Planning out your documentation

Earlier this week I tweeted this:

Normally this would be a dig on someone else, but in this case I was actually digging on myself. I had just wrapped up a 2 hour session of going back and forth with a remote employee on how to use a new report in Maximo. The steps I gave I thought were quite clear:

  1. Log into Maximo and go to Inventory application.
  2. Search for inventory items that need to be printed on labels - e.g. all items in a specific bin.
  3. From the 'Select Action' menu, Click Run Reports and select the "Inventory Bin Labels" report.
  4. Run the report and export results as a PDF. Leave all the other settings as is.
  5. Save the PDF file to your desktop or preferred file folder.
  6. Open the PDF file and print at 100% scale on label sheets. Do not print at 'Scale to Fit' or 'Fit to Page'.

The problem was I thought the directions were clear. I was the one who created the workflow to run the report to print out the results, I was the one who troubleshooted the process for the step by step procedure, and I was the who sent out the documentation to other Maximo users.

Since I was the one who did all the work, I was the only one who knew exactly how to print the report.

Looking back I realized I didn't do this coworker any favors by rushing out an abbreviated step by step procedure. I took a step back and created another set of directions. This time I followed my standard practice for creating Maximo documentation:

  1. Outline the steps: From beginning to end, collect all the steps needed to do the task you want to document.
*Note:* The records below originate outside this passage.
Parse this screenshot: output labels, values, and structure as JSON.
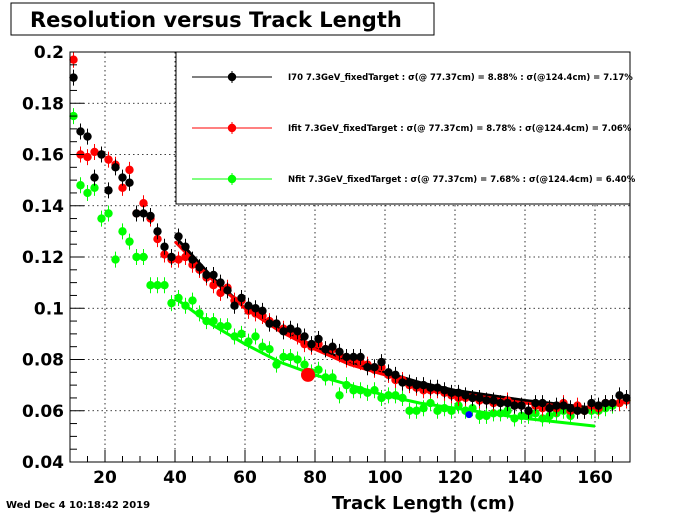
{
  "timestamp": "Wed Dec  4 10:18:42 2019",
  "chart_data": {
    "type": "scatter",
    "title": "Resolution versus Track Length",
    "xlabel": "Track Length (cm)",
    "ylabel": "",
    "xlim": [
      10,
      170
    ],
    "ylim": [
      0.04,
      0.2
    ],
    "x_ticks": [
      20,
      40,
      60,
      80,
      100,
      120,
      140,
      160
    ],
    "y_ticks": [
      0.04,
      0.06,
      0.08,
      0.1,
      0.12,
      0.14,
      0.16,
      0.18,
      0.2
    ],
    "x_tick_labels": [
      "20",
      "40",
      "60",
      "80",
      "100",
      "120",
      "140",
      "160"
    ],
    "y_tick_labels": [
      "0.04",
      "0.06",
      "0.08",
      "0.1",
      "0.12",
      "0.14",
      "0.16",
      "0.18",
      "0.2"
    ],
    "grid": true,
    "legend_position": "top-right",
    "series": [
      {
        "name": "I70  7.3GeV_fixedTarget : σ(@ 77.37cm) =  8.88% : σ(@124.4cm) =  7.17%",
        "color": "#000000",
        "x": [
          11,
          13,
          15,
          17,
          19,
          21,
          23,
          25,
          27,
          29,
          31,
          33,
          35,
          37,
          39,
          41,
          43,
          45,
          47,
          49,
          51,
          53,
          55,
          57,
          59,
          61,
          63,
          65,
          67,
          69,
          71,
          73,
          75,
          77,
          79,
          81,
          83,
          85,
          87,
          89,
          91,
          93,
          95,
          97,
          99,
          101,
          103,
          105,
          107,
          109,
          111,
          113,
          115,
          117,
          119,
          121,
          123,
          125,
          127,
          129,
          131,
          133,
          135,
          137,
          139,
          141,
          143,
          145,
          147,
          149,
          151,
          153,
          155,
          157,
          159,
          161,
          163,
          165,
          167,
          169
        ],
        "y": [
          0.19,
          0.169,
          0.167,
          0.151,
          0.16,
          0.146,
          0.155,
          0.151,
          0.149,
          0.137,
          0.137,
          0.136,
          0.13,
          0.124,
          0.12,
          0.128,
          0.124,
          0.119,
          0.116,
          0.113,
          0.113,
          0.11,
          0.107,
          0.101,
          0.104,
          0.101,
          0.1,
          0.099,
          0.094,
          0.094,
          0.091,
          0.092,
          0.091,
          0.089,
          0.086,
          0.088,
          0.084,
          0.085,
          0.083,
          0.081,
          0.081,
          0.081,
          0.077,
          0.077,
          0.079,
          0.075,
          0.074,
          0.071,
          0.071,
          0.07,
          0.07,
          0.069,
          0.069,
          0.068,
          0.067,
          0.067,
          0.066,
          0.065,
          0.065,
          0.064,
          0.064,
          0.063,
          0.063,
          0.062,
          0.062,
          0.06,
          0.063,
          0.063,
          0.061,
          0.062,
          0.062,
          0.061,
          0.06,
          0.06,
          0.063,
          0.062,
          0.063,
          0.063,
          0.066,
          0.065
        ],
        "fit": {
          "x": [
            40,
            50,
            60,
            70,
            80,
            90,
            100,
            110,
            120,
            130,
            140,
            150,
            160
          ],
          "y": [
            0.128,
            0.113,
            0.1,
            0.092,
            0.085,
            0.079,
            0.075,
            0.071,
            0.068,
            0.066,
            0.064,
            0.0625,
            0.061
          ]
        }
      },
      {
        "name": "Ifit 7.3GeV_fixedTarget : σ(@ 77.37cm) =  8.78% : σ(@124.4cm) =  7.06%",
        "color": "#ff0000",
        "x": [
          11,
          13,
          15,
          17,
          19,
          21,
          23,
          25,
          27,
          29,
          31,
          33,
          35,
          37,
          39,
          41,
          43,
          45,
          47,
          49,
          51,
          53,
          55,
          57,
          59,
          61,
          63,
          65,
          67,
          69,
          71,
          73,
          75,
          77,
          79,
          81,
          83,
          85,
          87,
          89,
          91,
          93,
          95,
          97,
          99,
          101,
          103,
          105,
          107,
          109,
          111,
          113,
          115,
          117,
          119,
          121,
          123,
          125,
          127,
          129,
          131,
          133,
          135,
          137,
          139,
          141,
          143,
          145,
          147,
          149,
          151,
          153,
          155,
          157,
          159,
          161,
          163,
          165,
          167,
          169
        ],
        "y": [
          0.197,
          0.16,
          0.159,
          0.161,
          0.16,
          0.158,
          0.156,
          0.147,
          0.154,
          0.137,
          0.141,
          0.135,
          0.127,
          0.121,
          0.119,
          0.119,
          0.12,
          0.117,
          0.115,
          0.112,
          0.109,
          0.106,
          0.108,
          0.103,
          0.103,
          0.099,
          0.098,
          0.097,
          0.095,
          0.094,
          0.092,
          0.091,
          0.089,
          0.086,
          0.085,
          0.086,
          0.084,
          0.084,
          0.082,
          0.08,
          0.08,
          0.079,
          0.078,
          0.076,
          0.077,
          0.074,
          0.072,
          0.072,
          0.07,
          0.069,
          0.068,
          0.068,
          0.068,
          0.067,
          0.066,
          0.065,
          0.065,
          0.065,
          0.064,
          0.064,
          0.063,
          0.063,
          0.064,
          0.062,
          0.062,
          0.06,
          0.062,
          0.061,
          0.061,
          0.061,
          0.063,
          0.06,
          0.062,
          0.06,
          0.062,
          0.061,
          0.063,
          0.063,
          0.063,
          0.064
        ],
        "fit": {
          "x": [
            40,
            50,
            60,
            70,
            80,
            90,
            100,
            110,
            120,
            130,
            140,
            150,
            160
          ],
          "y": [
            0.126,
            0.112,
            0.1,
            0.091,
            0.084,
            0.078,
            0.074,
            0.07,
            0.067,
            0.065,
            0.063,
            0.062,
            0.06
          ]
        }
      },
      {
        "name": "Nfit 7.3GeV_fixedTarget : σ(@ 77.37cm) =  7.68% : σ(@124.4cm) =  6.40%",
        "color": "#00ff00",
        "x": [
          11,
          13,
          15,
          17,
          19,
          21,
          23,
          25,
          27,
          29,
          31,
          33,
          35,
          37,
          39,
          41,
          43,
          45,
          47,
          49,
          51,
          53,
          55,
          57,
          59,
          61,
          63,
          65,
          67,
          69,
          71,
          73,
          75,
          77,
          79,
          81,
          83,
          85,
          87,
          89,
          91,
          93,
          95,
          97,
          99,
          101,
          103,
          105,
          107,
          109,
          111,
          113,
          115,
          117,
          119,
          121,
          123,
          125,
          127,
          129,
          131,
          133,
          135,
          137,
          139,
          141,
          143,
          145,
          147,
          149,
          151,
          153,
          155,
          157,
          159,
          161,
          163,
          165,
          167,
          169
        ],
        "y": [
          0.175,
          0.148,
          0.145,
          0.147,
          0.135,
          0.137,
          0.119,
          0.13,
          0.126,
          0.12,
          0.12,
          0.109,
          0.109,
          0.109,
          0.102,
          0.104,
          0.101,
          0.103,
          0.098,
          0.095,
          0.095,
          0.093,
          0.093,
          0.089,
          0.09,
          0.087,
          0.089,
          0.085,
          0.084,
          0.078,
          0.081,
          0.081,
          0.08,
          0.078,
          0.075,
          0.076,
          0.073,
          0.073,
          0.066,
          0.07,
          0.068,
          0.068,
          0.067,
          0.068,
          0.065,
          0.066,
          0.066,
          0.065,
          0.06,
          0.06,
          0.061,
          0.063,
          0.06,
          0.061,
          0.06,
          0.062,
          0.06,
          0.061,
          0.058,
          0.058,
          0.059,
          0.059,
          0.06,
          0.057,
          0.058,
          0.058,
          0.059,
          0.057,
          0.058,
          0.059,
          0.06,
          0.058,
          0.061,
          0.06,
          0.06,
          0.06,
          0.061,
          0.062,
          0.063,
          0.064
        ],
        "fit": {
          "x": [
            40,
            50,
            60,
            70,
            80,
            90,
            100,
            110,
            120,
            130,
            140,
            150,
            160
          ],
          "y": [
            0.104,
            0.094,
            0.086,
            0.079,
            0.074,
            0.07,
            0.066,
            0.063,
            0.061,
            0.059,
            0.057,
            0.0555,
            0.054
          ]
        }
      }
    ],
    "extra_points": [
      {
        "x": 78,
        "y": 0.074,
        "color": "#ff0000",
        "big": true
      },
      {
        "x": 124,
        "y": 0.0585,
        "color": "#0000ff",
        "big": false
      }
    ]
  }
}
Don't worry about the details, just make sure you got down everything. This includes some of the simpler steps like what module to go to and any steps you assumed a user would take.
  2. Fill in the details: Now go back to the outline and fill in the details. This is where all the minor steps and potential 'gotchas' should be documented - what button do you need to push, what button should you not push, etc. Use screenshots to emphasize where/how a certain step is supposed to be taken.
  3. Try it yourself: Go back a third time and do all the steps yourself... exactly as you wrote them. This is actually the hardest step because it forces you to turn off what you already know. Go step by step and see if you can repeat the process based on what is written down, not what you know. If you can't, go back to step #2 and re-document the process. Try again and again until you can get the desired results.

After reviewing what I had originally sent out, versus my 2nd version, I realized that I had not cleanly explained how to export the report to a PDF. Most of my Maximo users have the option to print to PDF from an application. So in this case, the Maximo user used the browser's print function to print the web page the report generated to PDF. After sending the 2nd version of the step by step process the user had no issues getting the report to print new bin labels.

Brevity of how to do something has never made for better directions.